Thursday, July 16, 2026

2026: The Most Controversial World Cup

This isn't the first time controversy has consumed FIFA. Some will remember July 20, 2015, when FIFA president Sepp Blatter arrived at the organization's Zurich headquarters for his first major press conference since announcing plans to leave office. FIFA was then in the grip of an international corruption crisis: less than two months earlier, Swiss authorities had arrested seven senior football officials after the United States charged multiple figures across the sport with racketeering, fraud, and bribery.

Before Blatter could begin speaking, British comedian Simon Brodkin approached the stage in character as "Jason Bent," placed banknotes in front of Blatter, and announced the money was for North Korea's bid to host the 2026 World Cup. As security removed him, he threw the remaining bills over Blatter's head, leaving the FIFA president standing amid a shower of cash before the stage had to be cleared.

The stunt turned FIFA's central scandal into a literal image: football's most powerful administrator buried in money. Blatter returned to announce FIFA would elect his successor in February 2016, but the crisis engulfing the organization didn't end there. Brodkin was later charged by Swiss police after FIFA filed a complaint, while the corruption investigations that inspired his protest continued dismantling the governing structure Blatter had led for 17 years.

But Gianni Infantino, full name Giovanni Vincenzo Infantino, has taken FIFA to a new level of controversy. The Swiss football administrator has served as FIFA president for roughly a decade, after serving as UEFA Secretary General from 2009 to 2016, where he oversaw the organization's tournament expansion. He has also been an IOC member since 2020. As FIFA president, Infantino has overseen three World Cups: Russia 2018, Qatar 2022, and the ongoing 2026 tournament across the US, Mexico, and Canada.

The Peace Prize

Infantino's first major controversy of this cycle came on December 5, 2025, when he presented U.S. President Donald Trump with the inaugural "FIFA Peace Prize" at the Kennedy Center in Washington, D.C., moments before the official draw for the 2026 World Cup, a tournament featuring 48 nations. The award, a newly created honor including a gold trophy, medal, and certificate, recognized what FIFA called Trump's "exceptional and extraordinary actions to promote peace and unity." Infantino told Trump, "This is your prize, this is your peace prize." Trump called it "one of the great honors of my life."

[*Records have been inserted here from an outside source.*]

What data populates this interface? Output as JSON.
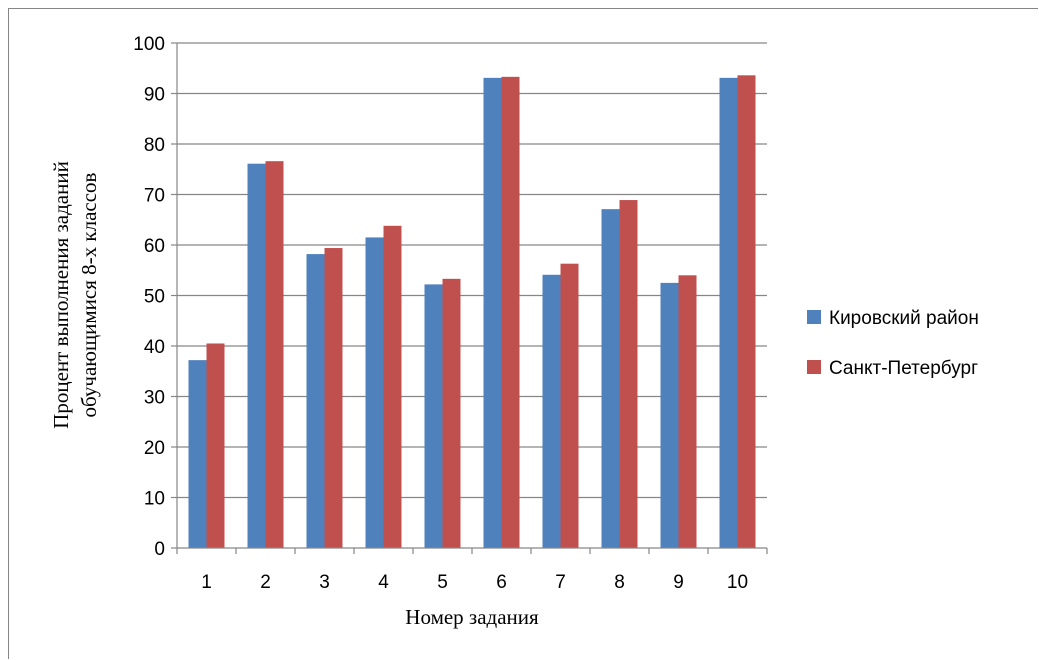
{
  "chart_data": {
    "type": "bar",
    "categories": [
      "1",
      "2",
      "3",
      "4",
      "5",
      "6",
      "7",
      "8",
      "9",
      "10"
    ],
    "series": [
      {
        "name": "Кировский район",
        "color": "#4f81bd",
        "values": [
          37.2,
          76.1,
          58.2,
          61.5,
          52.2,
          93.1,
          54.1,
          67.1,
          52.5,
          93.1
        ]
      },
      {
        "name": "Санкт-Петербург",
        "color": "#c0504d",
        "values": [
          40.5,
          76.6,
          59.4,
          63.8,
          53.3,
          93.3,
          56.3,
          68.9,
          54.0,
          93.6
        ]
      }
    ],
    "title": "",
    "xlabel": "Номер задания",
    "ylabel_lines": [
      "Процент выполнения заданий",
      "обучающимися 8-х классов"
    ],
    "ylim": [
      0,
      100
    ],
    "yticks": [
      0,
      10,
      20,
      30,
      40,
      50,
      60,
      70,
      80,
      90,
      100
    ],
    "grid": true,
    "legend_position": "right"
  }
}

The award drew swift, sharp criticism. Watchdog group FairSquare, joined by European politicians and Human Rights Watch, filed an ethics complaint with FIFA, arguing that handing a political leader an award for "peace and unity" was itself a breach of the organization's supposed neutrality. Critics also noted that neither the FIFA Council nor its vice presidents were consulted on how the winner was chosen. FIFA has never explained its selection process.

The Balogun Suspension

The second controversy centers on U.S. forward Folarin Balogun. In the Round of 32, Balogun received a straight red card for a foul on Bosnia and Herzegovina's Tarik Muharemovic, a sanction that automatically carries a one match suspension under FIFA's disciplinary rules and cannot normally be appealed.

Days later, FIFA reversed course, posting a brief, unexplained statement suspending the automatic ban for a one year probationary period and clearing Balogun to play against Belgium in the Round of 16. Trump publicly said he'd called Infantino to ask for the case to be reviewed. Reporting has since indicated that the reversal wasn't even a decision by the full disciplinary committee; a single FIFA official reportedly made the call alone, without input from the other members of the committee.

Balogun started against Belgium; the U.S. lost 4 to 1 and was eliminated. Infantino has denied any interference, saying in a statement that FIFA's "judicial bodies act independently" and "decide cases based on the applicable regulations and the specific facts before them." FairSquare has since asked the IOC, of which Infantino is a member, to investigate whether he broke rules on political neutrality, citing the Balogun case alongside his public support for Trump's Nobel Peace Prize bid and his role in creating the Peace Prize itself.

Between a peace prize handed to a sitting president with no transparent selection process, and a suspension reversal that reportedly bypassed FIFA's own disciplinary committee, these two episodes are enough on their own to sour me on this World Cup.